CAP-01

                                         { LEMBRAÇAS DE iSADORA }

A música ecoava suave pelo salão enquanto meus pés deslizavam no mármore frio. Aquela era a minha fuga — dançar, rodar, fingir que o mundo lá fora não existia. Naquele momento, eu não era a irmã de Paolo Ortega, o Dom da máfia espanhola. Eu era só Isadora. Uma garota de vinte anos com o coração acelerado e os olhos fechados, deixando o corpo seguir o ritmo e esquecendo, por poucos minutos, que eu era prisioneira de um sobrenome perigoso.

— Vai acabar derrubando uma coluna dessas — ouvi a voz grossa, divertida, atrás de mim.

Abri os olhos e sorri. Paolo estava encostado no batente da porta, braços cruzados e um copo de uísque na mão. Seus olhos tinham aquela mistura de dureza e doçura que só ele sabia carregar. Ele era respeitado por todos, temido por muitos. Mas, para mim, ele era só meu irmão. O homem que prometeu ao nosso pai, antes da morte, que cuidaria de mim. E ele estava cumprindo a promessa com uma devoção que eu não sabia se merecia.

— Você que mandou instalar esse salão de espelhos. Agora aguente — retruquei, limpando o suor da testa com o dorso da mão.

Ele riu, e aquele som foi um alívio. Era raro ouvi-lo rir assim. Sempre carregava o peso de decisões que jamais imaginei ter que tomar.

— Isadora... precisamos conversar — disse, por fim, e o tom da sua voz mudou. Meu coração vacilou.

Me aproximei devagar, tentando manter a leveza da dança dentro de mim, mesmo sentindo o ar pesar.

— Arturo o maldito  enviou mais uma proposta. Dessa vez, veio com "presentes", promessas de aliança e... um aviso.

Senti meu estômago revirar. Aquele nome sempre me causou um desconforto inexplicável.

— Eu já dei a resposta não se preocupe. A mesma de sempre — disse, firme. — Minha irmã não será moeda de troca. Ela vai se casar quando amar alguém de verdade. Ponto final.

Fiquei em silêncio, observando meu irmão com os olhos marejados. Ele sempre dizia isso. Sempre me defendia. Sempre me protegia.

Mas naquele instante, pela primeira vez, vi algo diferente nele: medo.

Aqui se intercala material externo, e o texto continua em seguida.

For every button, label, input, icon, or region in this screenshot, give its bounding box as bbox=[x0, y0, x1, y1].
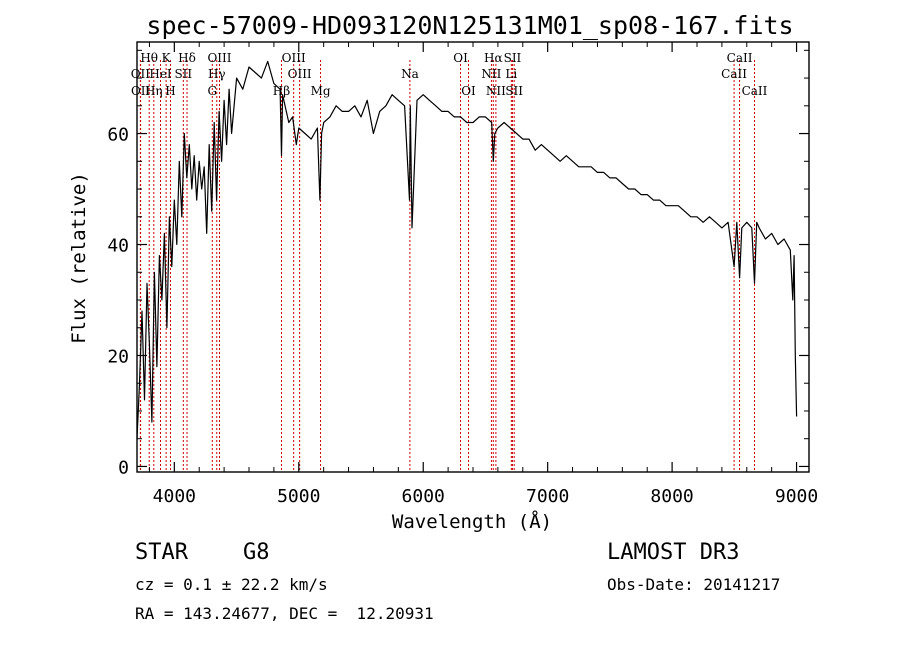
line-marker-label: OIII bbox=[282, 51, 306, 65]
y-axis-label: Flux (relative) bbox=[68, 172, 90, 344]
object-class: STAR bbox=[135, 540, 188, 565]
line-marker-label: NII bbox=[486, 84, 506, 98]
redshift-text: cz = 0.1 ± 22.2 km/s bbox=[135, 575, 328, 594]
line-marker-label: CaII bbox=[727, 51, 753, 65]
line-marker-label: Hγ bbox=[208, 67, 226, 81]
x-tick-label: 5000 bbox=[277, 486, 320, 507]
y-tick-label: 0 bbox=[118, 457, 129, 478]
x-axis-label: Wavelength (Å) bbox=[392, 510, 552, 533]
spectrum-line bbox=[136, 60, 798, 439]
line-marker-labels: Hθ OII OII K HeI Hη H Hδ SII OIII Hγ G OIII OIII Hβ Mg N… bbox=[131, 51, 768, 98]
line-marker-label: K bbox=[162, 51, 172, 65]
line-marker-label: Hθ bbox=[140, 51, 158, 65]
line-marker-label: CaII bbox=[721, 67, 747, 81]
line-marker-label: H bbox=[165, 84, 175, 98]
line-marker-label: OI bbox=[453, 51, 468, 65]
x-tick-label: 8000 bbox=[650, 486, 693, 507]
x-tick-label: 6000 bbox=[402, 486, 445, 507]
line-marker-label: Hβ bbox=[273, 84, 290, 98]
y-tick-label: 60 bbox=[107, 125, 129, 146]
x-axis-ticks: 4000 5000 6000 7000 8000 9000 bbox=[148, 42, 818, 507]
line-marker-label: Hα bbox=[484, 51, 503, 65]
chart-title: spec-57009-HD093120N125131M01_sp08-167.f… bbox=[146, 11, 793, 40]
line-marker-label: Hδ bbox=[178, 51, 196, 65]
survey-label: LAMOST DR3 bbox=[607, 540, 740, 565]
line-marker-label: SII bbox=[505, 84, 523, 98]
x-tick-label: 9000 bbox=[775, 486, 818, 507]
line-marker-label: Mg bbox=[311, 84, 331, 98]
y-tick-label: 20 bbox=[107, 346, 129, 367]
obs-date: Obs-Date: 20141217 bbox=[607, 575, 781, 594]
line-marker-label: Li bbox=[505, 67, 517, 81]
line-marker-label: OIII bbox=[207, 51, 231, 65]
y-tick-label: 40 bbox=[107, 236, 129, 257]
line-marker-label: SII bbox=[174, 67, 192, 81]
line-marker-label: G bbox=[207, 84, 217, 98]
x-tick-label: 4000 bbox=[153, 486, 196, 507]
coordinates: RA = 143.24677, DEC = 12.20931 bbox=[135, 604, 434, 623]
line-marker-label: Na bbox=[401, 67, 419, 81]
line-marker-label: SII bbox=[504, 51, 522, 65]
line-marker-label: OII bbox=[131, 67, 151, 81]
object-subclass: G8 bbox=[243, 540, 270, 565]
line-marker-label: HeI bbox=[149, 67, 172, 81]
y-axis-ticks: 0 20 40 60 bbox=[107, 49, 809, 478]
line-marker-label: CaII bbox=[742, 84, 768, 98]
line-marker-label: OII bbox=[131, 84, 151, 98]
line-marker-label: OIII bbox=[288, 67, 312, 81]
plot-frame bbox=[136, 41, 810, 473]
x-tick-label: 7000 bbox=[526, 486, 569, 507]
line-marker-label: Hη bbox=[145, 84, 163, 98]
line-marker-label: NII bbox=[481, 67, 501, 81]
line-marker-label: OI bbox=[461, 84, 476, 98]
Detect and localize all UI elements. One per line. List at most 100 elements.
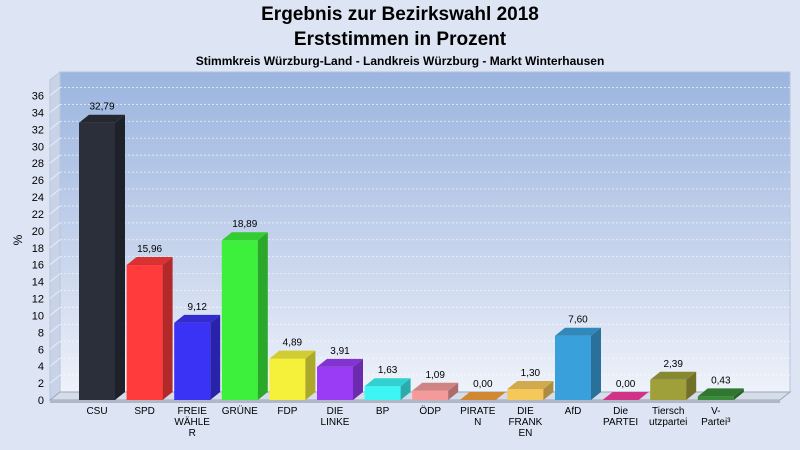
bar-top — [697, 388, 744, 397]
y-tick-label: 34 — [32, 107, 44, 119]
chart-region: Stimmkreis Würzburg-Land - Landkreis Wür… — [195, 54, 605, 68]
y-tick-label: 14 — [32, 277, 44, 289]
y-tick-label: 36 — [32, 91, 44, 103]
bar — [602, 392, 649, 400]
bar-top — [126, 257, 173, 266]
bar-front — [317, 366, 353, 400]
bar-front — [507, 389, 544, 400]
bar-top — [602, 392, 649, 400]
bar-front — [650, 379, 687, 400]
y-tick-label: 10 — [32, 310, 44, 322]
bar-side — [448, 382, 459, 400]
bar-side — [686, 371, 697, 400]
bar — [650, 371, 697, 400]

Não pelo que Arturo faria com ele. Mas pelo que poderia fazer comigo.

Naquela noite, dancei como se fosse a última vez. E, de certa forma… foi.

As manhãs em casa tinham um ritmo quase sagrado. Eu acordava com o cheiro do café que María preparava desde que me entendo por gente. A luz do sol entrava pelas janelas altas da mansão Ortega e aquecia o chão frio do corredor, onde eu sempre caminhava descalça, ouvindo meus passos ecoarem. Era ali que eu me sentia mais livre. Mesmo vigiada, mesmo protegida demais, eu me sentia viva.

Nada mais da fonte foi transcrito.